Those of you who have been following for a while or who know me outside of the realm of blogger know I have a history of an unhealthy body image that fueled an eating disorder. For years it haunted me and to be quite honest I was very anxious about my postpartum health. I was concerned I would be so obsessed with losing the baby weight that I would slip back into that dark place and it would be worse than it was before. Thankfully quite the opposite happened.
I feel better at this moment than I ever have in my entire life. I am the healthiest I have probably ever been. I feel great. I honestly don't even think about my weight and we threw out the scale a long time ago. I am okay with being me. To be honest, I think being me is pretty great. I finally know who I am and why I am here. Three years ago, those words would have never come out of my mouth or been a thought even creeping through my head. Even a year and a half ago. It just would not have happened.

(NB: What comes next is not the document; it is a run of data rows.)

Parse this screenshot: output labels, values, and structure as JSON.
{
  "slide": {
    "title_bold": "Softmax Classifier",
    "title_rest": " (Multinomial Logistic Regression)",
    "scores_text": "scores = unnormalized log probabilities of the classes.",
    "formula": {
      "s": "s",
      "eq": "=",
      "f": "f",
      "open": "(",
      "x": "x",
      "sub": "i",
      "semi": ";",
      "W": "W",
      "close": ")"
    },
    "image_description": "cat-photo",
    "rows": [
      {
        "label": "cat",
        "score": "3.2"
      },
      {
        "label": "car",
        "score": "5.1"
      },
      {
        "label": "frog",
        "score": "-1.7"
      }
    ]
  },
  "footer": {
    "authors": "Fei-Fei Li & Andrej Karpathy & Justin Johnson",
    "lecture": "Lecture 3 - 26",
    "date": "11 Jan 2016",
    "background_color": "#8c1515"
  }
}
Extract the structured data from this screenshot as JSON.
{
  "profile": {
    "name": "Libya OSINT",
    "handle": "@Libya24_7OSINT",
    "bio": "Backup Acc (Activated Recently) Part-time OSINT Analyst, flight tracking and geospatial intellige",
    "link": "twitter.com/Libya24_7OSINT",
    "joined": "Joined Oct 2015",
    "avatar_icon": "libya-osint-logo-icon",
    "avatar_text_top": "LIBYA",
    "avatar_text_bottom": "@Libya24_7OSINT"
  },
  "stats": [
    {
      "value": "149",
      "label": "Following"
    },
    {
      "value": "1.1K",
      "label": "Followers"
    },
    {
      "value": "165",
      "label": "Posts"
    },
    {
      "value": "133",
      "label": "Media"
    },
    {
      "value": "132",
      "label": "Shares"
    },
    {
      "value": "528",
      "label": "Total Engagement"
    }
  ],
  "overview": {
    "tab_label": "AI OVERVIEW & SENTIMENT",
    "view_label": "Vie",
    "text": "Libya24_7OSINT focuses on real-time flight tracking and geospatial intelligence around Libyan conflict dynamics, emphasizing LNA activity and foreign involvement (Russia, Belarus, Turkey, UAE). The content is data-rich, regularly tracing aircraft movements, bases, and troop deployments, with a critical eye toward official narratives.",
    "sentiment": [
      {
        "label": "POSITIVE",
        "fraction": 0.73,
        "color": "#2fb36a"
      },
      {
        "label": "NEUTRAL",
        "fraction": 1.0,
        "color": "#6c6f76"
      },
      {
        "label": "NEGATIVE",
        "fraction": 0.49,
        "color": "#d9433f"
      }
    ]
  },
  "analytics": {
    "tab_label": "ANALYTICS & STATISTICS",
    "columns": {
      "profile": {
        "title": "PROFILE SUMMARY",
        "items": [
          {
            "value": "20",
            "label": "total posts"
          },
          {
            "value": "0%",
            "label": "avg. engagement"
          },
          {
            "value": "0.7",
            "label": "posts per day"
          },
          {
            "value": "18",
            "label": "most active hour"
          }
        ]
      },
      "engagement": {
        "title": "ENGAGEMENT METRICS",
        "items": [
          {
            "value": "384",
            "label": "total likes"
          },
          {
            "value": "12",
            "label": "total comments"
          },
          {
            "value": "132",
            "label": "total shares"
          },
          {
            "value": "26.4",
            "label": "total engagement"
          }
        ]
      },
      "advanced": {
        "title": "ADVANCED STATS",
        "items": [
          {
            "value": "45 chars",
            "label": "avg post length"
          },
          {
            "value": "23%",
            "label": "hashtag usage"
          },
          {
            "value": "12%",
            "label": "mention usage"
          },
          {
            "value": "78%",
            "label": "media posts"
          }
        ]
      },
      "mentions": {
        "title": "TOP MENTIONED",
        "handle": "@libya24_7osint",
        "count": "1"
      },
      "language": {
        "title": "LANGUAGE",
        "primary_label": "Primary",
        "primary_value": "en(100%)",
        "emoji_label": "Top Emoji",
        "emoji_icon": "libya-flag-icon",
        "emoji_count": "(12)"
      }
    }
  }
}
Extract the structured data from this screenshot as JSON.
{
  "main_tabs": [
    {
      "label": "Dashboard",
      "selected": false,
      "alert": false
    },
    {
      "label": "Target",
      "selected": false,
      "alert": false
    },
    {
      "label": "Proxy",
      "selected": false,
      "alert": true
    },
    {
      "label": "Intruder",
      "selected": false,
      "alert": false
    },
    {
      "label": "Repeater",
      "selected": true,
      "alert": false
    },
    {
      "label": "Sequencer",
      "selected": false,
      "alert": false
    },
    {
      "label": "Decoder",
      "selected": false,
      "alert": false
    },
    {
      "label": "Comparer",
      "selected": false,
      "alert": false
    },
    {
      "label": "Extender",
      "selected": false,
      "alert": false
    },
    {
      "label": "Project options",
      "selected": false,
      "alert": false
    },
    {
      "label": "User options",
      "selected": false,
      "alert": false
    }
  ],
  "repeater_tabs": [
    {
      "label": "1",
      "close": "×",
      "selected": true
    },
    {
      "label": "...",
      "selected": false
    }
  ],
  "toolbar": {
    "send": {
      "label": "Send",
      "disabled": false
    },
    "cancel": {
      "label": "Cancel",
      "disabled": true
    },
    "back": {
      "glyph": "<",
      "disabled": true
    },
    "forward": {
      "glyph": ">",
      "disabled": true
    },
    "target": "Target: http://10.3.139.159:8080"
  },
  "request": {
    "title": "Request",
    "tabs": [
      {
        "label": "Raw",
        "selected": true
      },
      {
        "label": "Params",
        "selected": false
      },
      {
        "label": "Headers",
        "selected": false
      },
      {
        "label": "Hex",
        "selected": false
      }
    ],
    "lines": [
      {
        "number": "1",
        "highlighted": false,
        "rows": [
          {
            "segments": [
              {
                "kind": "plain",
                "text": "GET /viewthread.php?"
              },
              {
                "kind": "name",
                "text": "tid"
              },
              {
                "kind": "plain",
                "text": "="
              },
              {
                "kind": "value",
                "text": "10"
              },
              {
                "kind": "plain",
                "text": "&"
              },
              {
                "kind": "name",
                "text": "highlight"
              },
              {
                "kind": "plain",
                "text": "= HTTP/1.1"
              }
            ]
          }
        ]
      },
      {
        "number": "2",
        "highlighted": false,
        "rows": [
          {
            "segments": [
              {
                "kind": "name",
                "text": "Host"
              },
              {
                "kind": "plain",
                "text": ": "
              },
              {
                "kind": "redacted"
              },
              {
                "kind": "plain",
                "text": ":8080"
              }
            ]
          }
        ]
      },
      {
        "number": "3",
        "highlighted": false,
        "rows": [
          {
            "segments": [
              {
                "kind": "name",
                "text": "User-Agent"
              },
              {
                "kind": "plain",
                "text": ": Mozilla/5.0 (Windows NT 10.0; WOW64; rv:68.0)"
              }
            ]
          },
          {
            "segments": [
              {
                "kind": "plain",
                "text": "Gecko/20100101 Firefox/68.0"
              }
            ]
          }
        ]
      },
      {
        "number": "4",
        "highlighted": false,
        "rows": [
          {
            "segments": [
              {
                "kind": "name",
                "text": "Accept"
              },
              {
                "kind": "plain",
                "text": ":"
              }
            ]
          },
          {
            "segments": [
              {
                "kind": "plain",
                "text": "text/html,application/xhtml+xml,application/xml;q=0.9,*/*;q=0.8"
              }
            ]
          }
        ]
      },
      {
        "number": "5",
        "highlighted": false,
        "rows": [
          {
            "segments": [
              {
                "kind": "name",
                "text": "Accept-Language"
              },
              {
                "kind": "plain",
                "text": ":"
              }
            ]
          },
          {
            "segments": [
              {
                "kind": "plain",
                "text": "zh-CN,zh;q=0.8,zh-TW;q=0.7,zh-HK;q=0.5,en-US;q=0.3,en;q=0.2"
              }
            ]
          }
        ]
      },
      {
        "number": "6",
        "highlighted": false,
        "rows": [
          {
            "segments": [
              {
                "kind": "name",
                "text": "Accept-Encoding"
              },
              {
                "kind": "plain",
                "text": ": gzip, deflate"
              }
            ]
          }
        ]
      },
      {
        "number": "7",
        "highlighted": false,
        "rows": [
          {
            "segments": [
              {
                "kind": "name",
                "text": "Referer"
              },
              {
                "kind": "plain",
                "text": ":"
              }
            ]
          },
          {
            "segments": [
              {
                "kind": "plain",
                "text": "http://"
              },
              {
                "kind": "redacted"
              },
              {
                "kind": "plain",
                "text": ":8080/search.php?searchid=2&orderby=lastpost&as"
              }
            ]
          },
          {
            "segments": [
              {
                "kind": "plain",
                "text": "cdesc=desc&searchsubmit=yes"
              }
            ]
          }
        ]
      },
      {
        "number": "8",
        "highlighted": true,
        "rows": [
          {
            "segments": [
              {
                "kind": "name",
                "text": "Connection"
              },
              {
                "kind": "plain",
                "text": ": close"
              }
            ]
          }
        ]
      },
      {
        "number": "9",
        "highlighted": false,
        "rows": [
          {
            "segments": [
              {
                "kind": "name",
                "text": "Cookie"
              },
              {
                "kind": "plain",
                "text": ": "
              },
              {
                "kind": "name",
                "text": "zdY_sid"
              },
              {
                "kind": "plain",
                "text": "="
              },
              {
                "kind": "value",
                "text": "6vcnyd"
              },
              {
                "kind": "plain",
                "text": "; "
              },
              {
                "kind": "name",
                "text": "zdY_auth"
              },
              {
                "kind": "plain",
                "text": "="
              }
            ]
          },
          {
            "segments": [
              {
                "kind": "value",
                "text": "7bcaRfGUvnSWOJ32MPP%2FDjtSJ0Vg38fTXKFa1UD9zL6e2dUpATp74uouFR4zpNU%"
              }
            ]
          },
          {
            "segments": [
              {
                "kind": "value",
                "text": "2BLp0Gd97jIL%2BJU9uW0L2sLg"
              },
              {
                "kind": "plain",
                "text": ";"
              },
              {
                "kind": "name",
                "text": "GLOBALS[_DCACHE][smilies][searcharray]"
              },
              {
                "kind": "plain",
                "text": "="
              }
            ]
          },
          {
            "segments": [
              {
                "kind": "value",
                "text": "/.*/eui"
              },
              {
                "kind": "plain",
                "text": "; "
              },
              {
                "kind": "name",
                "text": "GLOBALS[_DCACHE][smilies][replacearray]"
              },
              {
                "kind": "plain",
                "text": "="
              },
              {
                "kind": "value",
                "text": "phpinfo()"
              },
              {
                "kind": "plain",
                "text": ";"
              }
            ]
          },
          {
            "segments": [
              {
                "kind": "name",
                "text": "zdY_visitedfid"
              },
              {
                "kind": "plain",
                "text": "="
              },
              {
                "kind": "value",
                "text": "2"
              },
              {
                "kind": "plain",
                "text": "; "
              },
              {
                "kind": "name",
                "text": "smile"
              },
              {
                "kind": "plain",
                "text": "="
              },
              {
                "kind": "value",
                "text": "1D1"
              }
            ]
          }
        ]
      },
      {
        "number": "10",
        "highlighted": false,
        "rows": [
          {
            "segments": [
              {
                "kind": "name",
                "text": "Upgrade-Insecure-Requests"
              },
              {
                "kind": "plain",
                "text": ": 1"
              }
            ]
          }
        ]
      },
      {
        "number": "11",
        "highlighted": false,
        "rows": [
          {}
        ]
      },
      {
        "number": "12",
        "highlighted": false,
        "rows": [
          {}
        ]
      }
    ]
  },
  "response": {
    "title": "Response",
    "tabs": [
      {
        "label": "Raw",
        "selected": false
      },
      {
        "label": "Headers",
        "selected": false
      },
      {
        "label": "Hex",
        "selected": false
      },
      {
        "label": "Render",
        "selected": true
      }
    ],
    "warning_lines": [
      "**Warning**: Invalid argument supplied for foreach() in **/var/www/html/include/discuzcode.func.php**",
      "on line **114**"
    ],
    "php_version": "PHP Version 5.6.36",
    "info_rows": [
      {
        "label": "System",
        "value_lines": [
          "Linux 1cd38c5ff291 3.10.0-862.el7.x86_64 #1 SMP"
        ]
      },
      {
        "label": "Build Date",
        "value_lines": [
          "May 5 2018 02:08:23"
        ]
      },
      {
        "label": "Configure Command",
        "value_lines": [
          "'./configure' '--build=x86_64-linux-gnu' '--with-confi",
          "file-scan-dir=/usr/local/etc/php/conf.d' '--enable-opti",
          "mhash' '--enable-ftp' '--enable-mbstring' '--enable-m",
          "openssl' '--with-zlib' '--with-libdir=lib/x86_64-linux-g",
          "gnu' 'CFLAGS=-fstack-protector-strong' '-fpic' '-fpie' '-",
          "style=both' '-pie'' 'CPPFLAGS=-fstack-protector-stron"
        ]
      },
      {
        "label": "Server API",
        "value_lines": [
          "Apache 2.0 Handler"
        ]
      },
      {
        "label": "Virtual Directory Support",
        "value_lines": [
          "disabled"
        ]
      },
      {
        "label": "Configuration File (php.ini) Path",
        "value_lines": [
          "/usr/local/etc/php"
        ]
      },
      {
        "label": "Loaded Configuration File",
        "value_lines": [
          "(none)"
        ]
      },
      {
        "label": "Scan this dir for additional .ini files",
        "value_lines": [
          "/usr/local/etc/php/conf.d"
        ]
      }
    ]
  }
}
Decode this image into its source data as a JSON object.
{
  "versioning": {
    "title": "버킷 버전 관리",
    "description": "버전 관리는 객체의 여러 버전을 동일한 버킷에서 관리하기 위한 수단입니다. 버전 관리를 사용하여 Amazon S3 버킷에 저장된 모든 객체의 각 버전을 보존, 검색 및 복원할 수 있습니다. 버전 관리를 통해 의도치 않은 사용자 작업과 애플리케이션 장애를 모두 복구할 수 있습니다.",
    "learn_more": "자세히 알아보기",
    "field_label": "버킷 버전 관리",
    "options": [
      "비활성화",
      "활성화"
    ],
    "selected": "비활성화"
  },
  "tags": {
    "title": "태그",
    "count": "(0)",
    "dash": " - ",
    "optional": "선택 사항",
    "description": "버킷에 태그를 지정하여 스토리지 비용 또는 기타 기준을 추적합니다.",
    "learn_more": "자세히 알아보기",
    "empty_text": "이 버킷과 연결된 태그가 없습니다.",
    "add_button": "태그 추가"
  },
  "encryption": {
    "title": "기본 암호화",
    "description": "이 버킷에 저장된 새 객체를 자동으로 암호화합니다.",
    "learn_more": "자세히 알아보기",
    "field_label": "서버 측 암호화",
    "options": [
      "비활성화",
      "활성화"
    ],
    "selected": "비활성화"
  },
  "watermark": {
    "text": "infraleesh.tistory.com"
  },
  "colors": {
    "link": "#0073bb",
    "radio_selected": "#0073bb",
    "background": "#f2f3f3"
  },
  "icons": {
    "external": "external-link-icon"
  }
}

I have finally accepted and taken to heart the verse that David speaks and writes in Psalm 139:14. "I praise you, for I am fearfully and wonderfully made. Wonderful are your works; my soul knows it very well."
This was a verse I read over and over when I was in that unhealthy place but I could never wrap my head around it. I was constantly questioning whether or not God made a mistake with me, that he must have just forgotten me. What in the world was I thinking?!? God has never abandoned me. He has never made a mistake. It just took me time to get to this place. It took me time for the Lord to work in my heart, in His time and not mine. His time. Not mine.